Most agencies operate on a dispatch model — they send whoever is available when a facility calls. There is no structural incentive for contractors to remain loyal to one facility, and contractors can move to better-paying or more convenient opportunities at any time. The solution is a dedicated contractor pool model, where specific contractors are oriented to an operator’s homes and consistently redeployed across that network rather than shared across unrelated clients. 

What is a dedicated staffing pool in healthcare? 

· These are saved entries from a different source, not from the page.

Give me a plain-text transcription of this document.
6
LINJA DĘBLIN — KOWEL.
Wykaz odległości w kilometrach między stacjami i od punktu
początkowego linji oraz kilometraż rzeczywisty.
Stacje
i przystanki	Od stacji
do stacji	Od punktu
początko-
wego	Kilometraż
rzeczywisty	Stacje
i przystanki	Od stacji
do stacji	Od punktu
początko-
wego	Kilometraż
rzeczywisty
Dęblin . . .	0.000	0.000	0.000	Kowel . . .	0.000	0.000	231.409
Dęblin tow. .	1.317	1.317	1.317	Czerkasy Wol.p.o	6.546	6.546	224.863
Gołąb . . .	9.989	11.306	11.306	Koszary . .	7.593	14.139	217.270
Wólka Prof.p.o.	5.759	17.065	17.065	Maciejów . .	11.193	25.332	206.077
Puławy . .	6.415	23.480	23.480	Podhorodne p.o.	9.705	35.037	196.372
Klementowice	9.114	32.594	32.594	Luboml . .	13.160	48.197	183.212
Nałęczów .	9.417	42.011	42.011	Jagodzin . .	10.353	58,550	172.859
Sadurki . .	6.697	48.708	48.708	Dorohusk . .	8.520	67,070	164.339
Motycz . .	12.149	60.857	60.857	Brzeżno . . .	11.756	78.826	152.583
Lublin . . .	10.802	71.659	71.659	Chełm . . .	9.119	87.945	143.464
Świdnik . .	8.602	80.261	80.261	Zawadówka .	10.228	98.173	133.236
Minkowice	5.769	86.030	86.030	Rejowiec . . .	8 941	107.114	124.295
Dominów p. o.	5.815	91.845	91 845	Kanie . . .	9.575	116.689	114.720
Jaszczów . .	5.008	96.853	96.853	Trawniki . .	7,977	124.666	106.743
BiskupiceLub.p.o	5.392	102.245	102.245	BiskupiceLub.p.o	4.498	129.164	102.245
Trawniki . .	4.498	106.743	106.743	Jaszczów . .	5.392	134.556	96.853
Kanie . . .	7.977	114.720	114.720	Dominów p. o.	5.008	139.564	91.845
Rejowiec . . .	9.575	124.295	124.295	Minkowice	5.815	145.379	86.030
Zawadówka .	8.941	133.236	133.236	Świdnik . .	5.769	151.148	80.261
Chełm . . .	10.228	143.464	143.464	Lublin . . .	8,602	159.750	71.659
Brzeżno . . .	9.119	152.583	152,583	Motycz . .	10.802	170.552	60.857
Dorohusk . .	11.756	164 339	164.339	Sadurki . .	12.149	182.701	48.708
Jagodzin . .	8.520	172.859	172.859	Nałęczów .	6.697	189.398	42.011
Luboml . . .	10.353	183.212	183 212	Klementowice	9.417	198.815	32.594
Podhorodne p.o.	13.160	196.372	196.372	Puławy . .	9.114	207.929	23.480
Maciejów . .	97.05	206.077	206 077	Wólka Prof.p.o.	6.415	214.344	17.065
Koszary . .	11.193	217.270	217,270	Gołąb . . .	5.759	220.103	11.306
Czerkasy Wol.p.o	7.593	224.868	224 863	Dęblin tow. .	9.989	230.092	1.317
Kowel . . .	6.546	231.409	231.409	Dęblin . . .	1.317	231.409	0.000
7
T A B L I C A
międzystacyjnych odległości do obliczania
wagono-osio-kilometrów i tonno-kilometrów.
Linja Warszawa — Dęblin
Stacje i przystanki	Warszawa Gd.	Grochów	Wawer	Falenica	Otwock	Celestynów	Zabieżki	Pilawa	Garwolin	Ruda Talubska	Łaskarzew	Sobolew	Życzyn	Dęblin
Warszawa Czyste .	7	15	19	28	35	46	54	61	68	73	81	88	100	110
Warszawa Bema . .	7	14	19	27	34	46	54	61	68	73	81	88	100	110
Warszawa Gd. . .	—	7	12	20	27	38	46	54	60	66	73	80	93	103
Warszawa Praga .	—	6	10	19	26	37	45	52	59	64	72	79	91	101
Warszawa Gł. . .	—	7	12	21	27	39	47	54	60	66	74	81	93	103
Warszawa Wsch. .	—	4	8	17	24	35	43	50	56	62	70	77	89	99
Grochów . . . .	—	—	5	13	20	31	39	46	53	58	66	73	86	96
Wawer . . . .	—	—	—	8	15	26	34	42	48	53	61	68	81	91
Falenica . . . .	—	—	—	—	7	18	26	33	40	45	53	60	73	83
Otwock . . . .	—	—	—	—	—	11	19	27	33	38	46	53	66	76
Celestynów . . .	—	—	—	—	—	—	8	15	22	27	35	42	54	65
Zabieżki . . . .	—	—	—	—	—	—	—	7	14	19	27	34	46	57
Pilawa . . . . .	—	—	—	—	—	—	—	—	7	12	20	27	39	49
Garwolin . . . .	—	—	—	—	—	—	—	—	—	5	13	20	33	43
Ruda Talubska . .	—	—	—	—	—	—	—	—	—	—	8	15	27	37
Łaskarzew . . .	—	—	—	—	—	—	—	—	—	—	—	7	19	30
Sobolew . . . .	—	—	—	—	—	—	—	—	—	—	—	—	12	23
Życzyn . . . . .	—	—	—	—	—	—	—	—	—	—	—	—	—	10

A dedicated staffing pool is a group of contracted healthcare workers — nurses, allied health professionals, or support staff — who are specifically oriented to one operator’s homes or facilities and deployed within that network on an ongoing basis. Unlike a standard agency dispatch model, a dedicated pool reduces orientation costs, improves care continuity, and builds contractor familiarity with the resident population over time. Magnus HRS builds dedicated pools for long-term care operators across British Columbia, Alberta, and Ontario. 

Can agency staff become permanent employees in long-term care? 

Yes, provided the agency agreement includes a conversion clause. In a dedicated pool model, contractors who perform well over time are natural candidates for permanent employment — they already know the facility, the residents, and the team. Magnus HRS builds permanent conversion pathways into all contractor agreements, with fees that decline significantly after six months of placement.